Парфен толкнул сотского:
— Поди-ка, братец, принеси Ивану кваску. И хлеб, покуда бумагу перебелит.
Никита ушел. Парфен обнял Ивана за плечи.
— Скажу я тебе, парень... Вишь, один ты на белом свете. На Верхотурье торопиться не для ча — там тебя за покойника считают. Так что, родименький, яви таку божеску милость, потрудись для миру крестьянского. Не обидим, ежели все обойдется... Приоденем, денег тебе наберем с алтын, в дорогу на корм...

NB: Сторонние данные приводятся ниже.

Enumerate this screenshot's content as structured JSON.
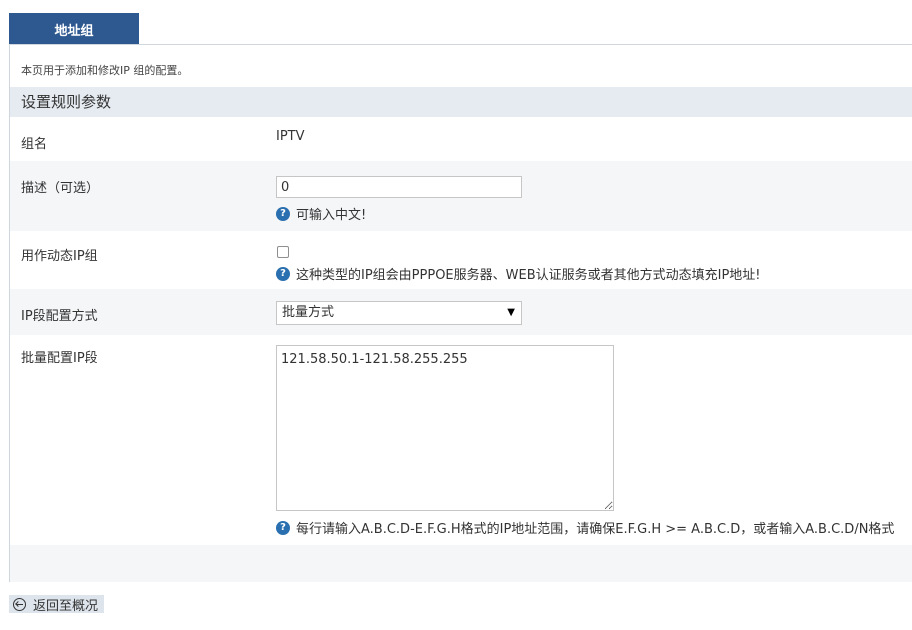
{
  "tab": {
    "label": "地址组"
  },
  "description": "本页用于添加和修改IP 组的配置。",
  "section": {
    "title": "设置规则参数"
  },
  "fields": {
    "group_name": {
      "label": "组名",
      "value": "IPTV"
    },
    "description": {
      "label": "描述（可选）",
      "value": "0",
      "hint": "可输入中文!"
    },
    "dynamic": {
      "label": "用作动态IP组",
      "checked": false,
      "hint": "这种类型的IP组会由PPPOE服务器、WEB认证服务或者其他方式动态填充IP地址!"
    },
    "ip_mode": {
      "label": "IP段配置方式",
      "selected": "批量方式"
    },
    "ip_batch": {
      "label": "批量配置IP段",
      "value": "121.58.50.1-121.58.255.255",
      "hint": "每行请输入A.B.C.D-E.F.G.H格式的IP地址范围，请确保E.F.G.H >= A.B.C.D，或者输入A.B.C.D/N格式"
    }
  },
  "footer": {
    "back_label": "返回至概况"
  },
  "icons": {
    "hint": "question-circle-icon",
    "back": "circle-arrow-left-icon"
  },
  "colors": {
    "tab_bg": "#2e5890",
    "section_bg": "#e6ebf1",
    "hint_icon": "#2a6fb0"
  }
}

— Ты про что, дядя Парфен?
— Да про челобитную же.
— Счас перебелю.
— То само собой, как уговорились. И ежели согласный будешь... Мы б тебе щец с убоинкой сколь захочешь! Винца надобно — так и винца бы...
— Спаси тя Христос, дядя Парфен! Да не пойму, за что мне...
Парфеновы глаза по углам зарыскали, затомились.
— Хм, того... Стало быть, Ванюша, энтого...
— Да чего?
— Отнес бы ты челобитную-то нашу, а? Генералу, де Геннину то есть. Сам рассуди, милай, тебе сподручнее: ни кола у тебя, ни двора. Опять же, ни бабы, ни лошади. Отнять неча. А у нас же домы, робятки малые...
— Под генеральское зло мою голову кладете? Славно! Али две шкуры у меня? Запорет генерал...
— Не должон бы, Ваня, шибко пороть-то... Насмелься, Ваня, бог тебя боронит, сироту!
Сотский принес хлеб и квас.
— Ежели опричь меня во Кунгуре храбреца ни единого... Пойду.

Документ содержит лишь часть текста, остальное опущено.